Fujifilm made quite a splash in the camera industry when it announced the sleek X100 back in September 2010, but since then the camera’s spotlight has been stolen by newer interchangeable-lens followups, namely the X-Pro1 and the X-E1.
When the X100 was discontinued back in July, many expected to see a followup announced at Photokina in September. It wasn’t. However, it now appears that the camera will be launched in early 2013, equipped with the same X-Trans sensor technology as its interchangeable-lens siblings.
Remember too, that the range of raw converters for any camera based on the X-Trans sensor is limited, including the replacement for the X100, due out early next year, which will use it as well.
The X-Trans CMOS sensor, which first appeared in the X-Pro1, is touted as being able to deliver higher-resolution and better-colored photos than competing full-frame sensors on the market, even though it’s only APS-C sized.
It does this through a irregular pattern of pixels that differs from what’s used on standard Bayer Array Sensors.
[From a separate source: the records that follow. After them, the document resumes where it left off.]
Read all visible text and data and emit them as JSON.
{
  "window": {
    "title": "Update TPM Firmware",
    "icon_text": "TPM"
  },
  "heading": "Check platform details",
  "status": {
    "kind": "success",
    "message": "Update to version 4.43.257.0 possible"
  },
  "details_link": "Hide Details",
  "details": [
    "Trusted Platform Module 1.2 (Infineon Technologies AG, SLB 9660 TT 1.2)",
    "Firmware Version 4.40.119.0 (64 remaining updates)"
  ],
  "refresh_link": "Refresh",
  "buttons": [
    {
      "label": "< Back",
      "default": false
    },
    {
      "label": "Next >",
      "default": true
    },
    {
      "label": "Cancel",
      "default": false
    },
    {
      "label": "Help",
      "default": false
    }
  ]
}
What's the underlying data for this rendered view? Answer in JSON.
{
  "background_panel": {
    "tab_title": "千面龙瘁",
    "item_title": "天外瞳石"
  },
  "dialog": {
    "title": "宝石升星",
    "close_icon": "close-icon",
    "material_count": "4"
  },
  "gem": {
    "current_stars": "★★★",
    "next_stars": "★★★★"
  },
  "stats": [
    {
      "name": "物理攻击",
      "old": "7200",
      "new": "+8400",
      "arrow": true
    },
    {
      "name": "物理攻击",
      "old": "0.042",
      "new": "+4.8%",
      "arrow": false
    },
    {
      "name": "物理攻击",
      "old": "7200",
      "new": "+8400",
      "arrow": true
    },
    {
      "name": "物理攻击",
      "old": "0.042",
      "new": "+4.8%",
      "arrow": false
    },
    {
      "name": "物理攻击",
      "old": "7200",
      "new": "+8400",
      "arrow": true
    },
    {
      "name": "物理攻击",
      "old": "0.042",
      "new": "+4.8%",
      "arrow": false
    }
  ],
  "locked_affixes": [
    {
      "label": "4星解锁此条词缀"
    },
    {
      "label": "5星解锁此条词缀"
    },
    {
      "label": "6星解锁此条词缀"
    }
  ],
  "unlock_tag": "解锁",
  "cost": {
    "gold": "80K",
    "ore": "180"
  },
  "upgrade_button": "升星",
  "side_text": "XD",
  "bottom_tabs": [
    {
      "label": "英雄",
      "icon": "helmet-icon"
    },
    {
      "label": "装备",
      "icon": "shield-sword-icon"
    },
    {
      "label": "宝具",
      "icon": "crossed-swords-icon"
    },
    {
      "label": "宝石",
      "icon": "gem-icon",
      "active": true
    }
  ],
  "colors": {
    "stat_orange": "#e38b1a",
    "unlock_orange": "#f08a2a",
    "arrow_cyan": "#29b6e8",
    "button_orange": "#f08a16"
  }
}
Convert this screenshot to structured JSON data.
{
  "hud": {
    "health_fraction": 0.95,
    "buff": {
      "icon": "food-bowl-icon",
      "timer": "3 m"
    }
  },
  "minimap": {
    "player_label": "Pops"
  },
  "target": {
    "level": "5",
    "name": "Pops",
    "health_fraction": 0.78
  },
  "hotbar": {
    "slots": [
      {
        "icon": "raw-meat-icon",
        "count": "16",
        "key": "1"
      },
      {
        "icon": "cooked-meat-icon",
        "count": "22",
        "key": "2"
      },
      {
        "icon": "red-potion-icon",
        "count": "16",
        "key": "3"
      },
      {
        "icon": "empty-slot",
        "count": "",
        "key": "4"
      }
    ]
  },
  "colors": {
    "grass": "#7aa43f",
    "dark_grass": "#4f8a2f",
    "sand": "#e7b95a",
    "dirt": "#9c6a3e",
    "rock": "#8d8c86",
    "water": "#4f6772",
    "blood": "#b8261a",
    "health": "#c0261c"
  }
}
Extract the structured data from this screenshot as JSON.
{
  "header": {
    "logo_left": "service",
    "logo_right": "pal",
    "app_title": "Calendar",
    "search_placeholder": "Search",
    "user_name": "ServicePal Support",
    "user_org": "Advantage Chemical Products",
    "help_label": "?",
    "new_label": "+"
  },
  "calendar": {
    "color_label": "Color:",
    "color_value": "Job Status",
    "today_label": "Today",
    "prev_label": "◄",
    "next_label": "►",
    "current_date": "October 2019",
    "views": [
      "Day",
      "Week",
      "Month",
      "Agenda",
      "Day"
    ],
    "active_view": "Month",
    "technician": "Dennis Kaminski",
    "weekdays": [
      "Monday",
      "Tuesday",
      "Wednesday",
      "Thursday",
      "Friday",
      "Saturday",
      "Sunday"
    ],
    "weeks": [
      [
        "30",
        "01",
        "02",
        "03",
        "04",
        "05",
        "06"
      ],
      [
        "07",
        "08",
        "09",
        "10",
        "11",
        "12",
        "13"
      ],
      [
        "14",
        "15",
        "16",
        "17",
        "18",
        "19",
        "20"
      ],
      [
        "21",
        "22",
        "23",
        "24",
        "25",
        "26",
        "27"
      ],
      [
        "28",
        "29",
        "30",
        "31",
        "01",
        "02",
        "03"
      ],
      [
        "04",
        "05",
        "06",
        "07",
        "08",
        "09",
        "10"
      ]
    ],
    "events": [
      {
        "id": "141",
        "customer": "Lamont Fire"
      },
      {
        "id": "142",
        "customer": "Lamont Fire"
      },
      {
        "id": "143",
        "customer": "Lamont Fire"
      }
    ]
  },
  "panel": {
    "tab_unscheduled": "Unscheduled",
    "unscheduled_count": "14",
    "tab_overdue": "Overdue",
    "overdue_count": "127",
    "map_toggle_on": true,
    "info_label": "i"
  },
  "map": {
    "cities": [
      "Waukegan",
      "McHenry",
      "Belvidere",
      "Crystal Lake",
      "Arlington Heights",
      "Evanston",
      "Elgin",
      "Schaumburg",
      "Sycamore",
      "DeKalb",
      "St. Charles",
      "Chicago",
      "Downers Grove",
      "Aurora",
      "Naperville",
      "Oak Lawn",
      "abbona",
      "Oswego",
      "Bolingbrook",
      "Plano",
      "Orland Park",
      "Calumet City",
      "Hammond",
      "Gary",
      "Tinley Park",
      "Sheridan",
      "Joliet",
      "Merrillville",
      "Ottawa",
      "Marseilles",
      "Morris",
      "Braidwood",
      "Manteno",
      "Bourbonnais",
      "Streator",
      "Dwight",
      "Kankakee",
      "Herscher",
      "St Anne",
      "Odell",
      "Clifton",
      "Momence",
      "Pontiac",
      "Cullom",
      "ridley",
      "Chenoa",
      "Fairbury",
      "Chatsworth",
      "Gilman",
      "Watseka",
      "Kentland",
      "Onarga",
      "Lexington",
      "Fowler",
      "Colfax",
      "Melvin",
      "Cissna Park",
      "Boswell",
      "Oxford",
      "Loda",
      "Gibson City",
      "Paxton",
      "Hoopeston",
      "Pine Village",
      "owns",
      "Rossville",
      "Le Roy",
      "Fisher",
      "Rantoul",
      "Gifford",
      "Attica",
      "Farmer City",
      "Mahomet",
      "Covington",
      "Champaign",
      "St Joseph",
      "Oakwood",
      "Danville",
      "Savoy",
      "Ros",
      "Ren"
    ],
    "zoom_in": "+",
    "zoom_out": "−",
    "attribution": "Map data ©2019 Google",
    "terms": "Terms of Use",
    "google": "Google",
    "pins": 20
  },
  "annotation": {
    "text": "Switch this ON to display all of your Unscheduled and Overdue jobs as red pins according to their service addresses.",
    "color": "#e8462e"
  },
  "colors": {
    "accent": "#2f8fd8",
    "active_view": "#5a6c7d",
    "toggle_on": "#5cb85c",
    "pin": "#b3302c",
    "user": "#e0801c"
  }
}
The special pixel layout does away with the need for an anti-aliasing filter (used to combat the moirè effect), allowing it to capture sharper images.
The claim appears to have merit: the X-Pro1 and the X-E1 (both equipped with X-Trans sensors) have been widely praised for their image quality, especially at high ISOs.
Perhaps the new camera — likely called the X200 — will be announced at CES 2013 next month. Here’s an invitation that landed in our mailbox recently:
If you’re a fan of the X100 and have been worried that Fujifilm will be devoting most of its future efforts to its mirrorless cameras, don’t worry: the company hasn’t forgotten about you.